Jakarta – Corruption in the extractive sector remains a severe and threatening issue, both at the global and national levels. The Panama Papers and Unaoil Leaks reveal the fraudulent practices of oil and mining industry players. Corruption in the extractive value chain is a significant obstacle to the national development as it alters the efficient allocation and distribution of resources to achieve development goals. The Organisation for Economic Co-operation and Development (OECD)’s report shows that one in five transnational bribery cases occurs in the extractive sector. This shows that corruption increases the cost of doing business and deprives countries of much-needed revenue.

Indonesia is one of the leading producers of critical minerals, yet it scores low on the Corruption Perception Index (CPI). Indonesia’s CPI dropped 4 (four) points, from 38 in 2021 to 34 in 2022, which also resulted in the ranking that dropped 14 notches, from 96 to 110 out of 180 countries. One of the data sources for Indonesia’s CPI that experienced the most significant decline was the Political Risk Service (PRS), which was 13 points. The indicator highlights corruption in the political system, conflicts of interest between politicians and businesses, and the payment of bribes for export and import licenses.

Conflict of interest (COI) is not always associated with corruption. However, a COI situation can encourage a person in a position as a policymaker to act and decide from a subjective point of view that benefits certain parties. This was revealed by Ahmad Qisa’i, Anti-Corruption Advisor USAID Indonesia, in the Publish What You Pay Knowledge Forum (PKF) entitled The Role of Extractive Industries Transparency Initiatives (EITI) in Supporting the Anti-corruption Agenda on February 15, 2023. Business ownership by executive officials and legislators can be a source of COI. Therefore, extractive corporations must report their beneficial ownership (BO) to prevent COI.

The rules on BO reporting are stated in Presidential Regulation No. 13/2018 regarding the Implementation of the Principle of Recognizing Beneficial Owners of Corporations in the Context of Preventing and Combating the Criminal Acts of Money Laundering and Terrorism. This is also stated in the 2019 Extractive Industry Transparency Initiative (EITI) Standard, requirement 2.5. Indonesia is one of the EITI implementing countries, meaning that Indonesia is also obliged to disclose sufficiently detailed information to the public about how revenue management from the oil and gas and mining sectors is carried out, including disclosing BO data.

“EITI could play an important role in strengthening the anti-corruption agenda,” said Marie Gay Alessandra Ordeness, Asia Director and Anti-Corruption Lead, EITI International Secretariat.

EITI can reveal natural resource governance practices that are vulnerable to abuse, identify contracts and transactions that harm the public, support monitoring, and advocacy by civil society, and encourage global norms and policies related to anti-corruption. Marie Gay also explained the critical role of the Multi-Stakeholder Group (MSG) in preventing corruption. According to her, MSG can support citizen discussions on corruption prevention, monitoring, and advocacy. For example, the MSG can follow up on data that is not synchronized in the EITI Report with payments that are not recorded at the Indonesian Ministry of Finance.

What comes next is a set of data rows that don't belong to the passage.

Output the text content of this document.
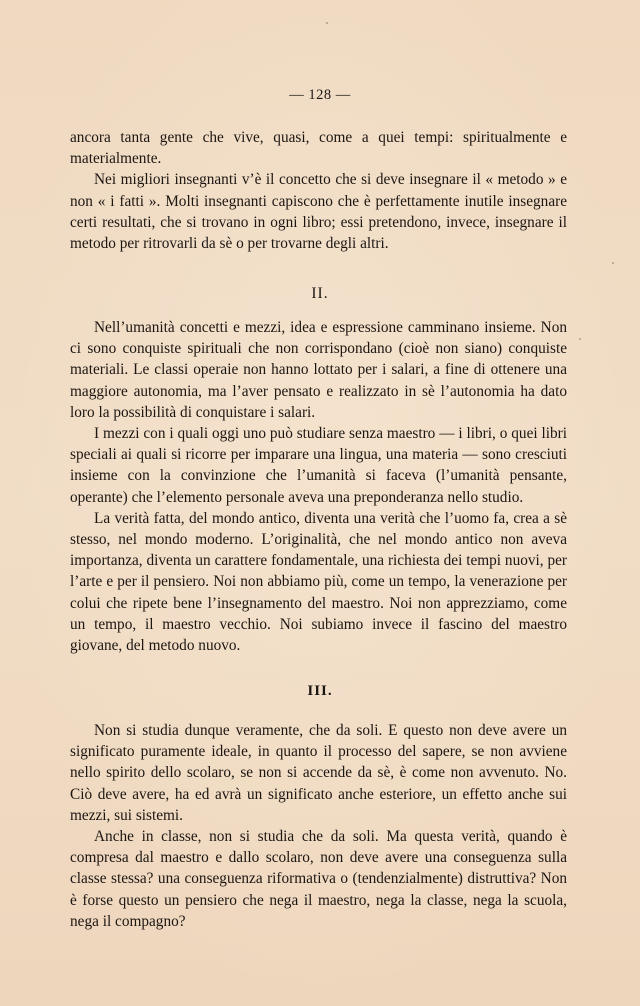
— 128 —

ancora tanta gente che vive, quasi, come a quei tempi: spiritualmente e materialmente.

Nei migliori insegnanti v’è il concetto che si deve insegnare il « metodo » e non « i fatti ». Molti insegnanti capiscono che è perfettamente inutile insegnare certi resultati, che si trovano in ogni libro; essi pretendono, invece, insegnare il metodo per ritrovarli da sè o per trovarne degli altri.

II.

Nell’umanità concetti e mezzi, idea e espressione camminano insieme. Non ci sono conquiste spirituali che non corrispondano (cioè non siano) conquiste materiali. Le classi operaie non hanno lottato per i salari, a fine di ottenere una maggiore autonomia, ma l’aver pensato e realizzato in sè l’autonomia ha dato loro la possibilità di conquistare i salari.

I mezzi con i quali oggi uno può studiare senza maestro — i libri, o quei libri speciali ai quali si ricorre per imparare una lingua, una materia — sono cresciuti insieme con la convinzione che l’umanità si faceva (l’umanità pensante, operante) che l’elemento personale aveva una preponderanza nello studio.

La verità fatta, del mondo antico, diventa una verità che l’uomo fa, crea a sè stesso, nel mondo moderno. L’originalità, che nel mondo antico non aveva importanza, diventa un carattere fondamentale, una richiesta dei tempi nuovi, per l’arte e per il pensiero. Noi non abbiamo più, come un tempo, la venerazione per colui che ripete bene l’insegnamento del maestro. Noi non apprezziamo, come un tempo, il maestro vecchio. Noi subiamo invece il fascino del maestro giovane, del metodo nuovo.

III.

Non si studia dunque veramente, che da soli. E questo non deve avere un significato puramente ideale, in quanto il processo del sapere, se non avviene nello spirito dello scolaro, se non si accende da sè, è come non avvenuto. No. Ciò deve avere, ha ed avrà un significato anche esteriore, un effetto anche sui mezzi, sui sistemi.

Anche in classe, non si studia che da soli. Ma questa verità, quando è compresa dal maestro e dallo scolaro, non deve avere una conseguenza sulla classe stessa? una conseguenza riformativa o (tendenzialmente) distruttiva? Non è forse questo un pensiero che nega il maestro, nega la classe, nega la scuola, nega il compagno?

Wawan Suyatmiko from Transparency International Indonesia also expressed the importance of public aspiration and involvement in preventing and fighting corruption. The participation of community groups and the media in policy-making access must be guaranteed by the Government and the House of Representatives (DPR) so that the policy is held accountable. The government must ensure access to data for the public. Information and data that is easily accessible to the public need to be guaranteed as the public’s right to obtain information and data in a fair and equal manner. It is also important to encourage an anti-corruption-based economic orientation. The orientation of economic growth and ease of doing business must guarantee anti-corruption principles. The package of deregulation, de-bureaucratization, and decentralization must be accompanied by the compliance of the business sector that is oriented towards integrity and anti-corruption.

Head of the Data and Information Center (Pusdatin) of the Ministry of Energy and Mineral Resources (ESDM) Agus Cahyono Adi revealed that the Government continues to strive to improve good governance in the extractive sector. EITI provides a framework for transparent and accountable governance. Not only through EITI, but anti-corruption initiatives in the extractive industry sector in Indonesia are also outlined in Corruption Prevention Actions, including the one map policy, BO transparency, IT-based systems in the licensing business process, integration of licensing applications at the Ministry of Energy and Mineral Resources with Online Single Submission and taxpayers, and implementation of the Anti-Bribery Management System. From these various efforts to improve governance, revenues from extractive industries are expected to have a significant impact on reducing poverty and improving people’s welfare.

PKF is a discussion and knowledge-sharing forum organized regularly by the Publish What You Pay (PWYP) Indonesia coalition, intending to increase understanding and capacity and develop public discourse.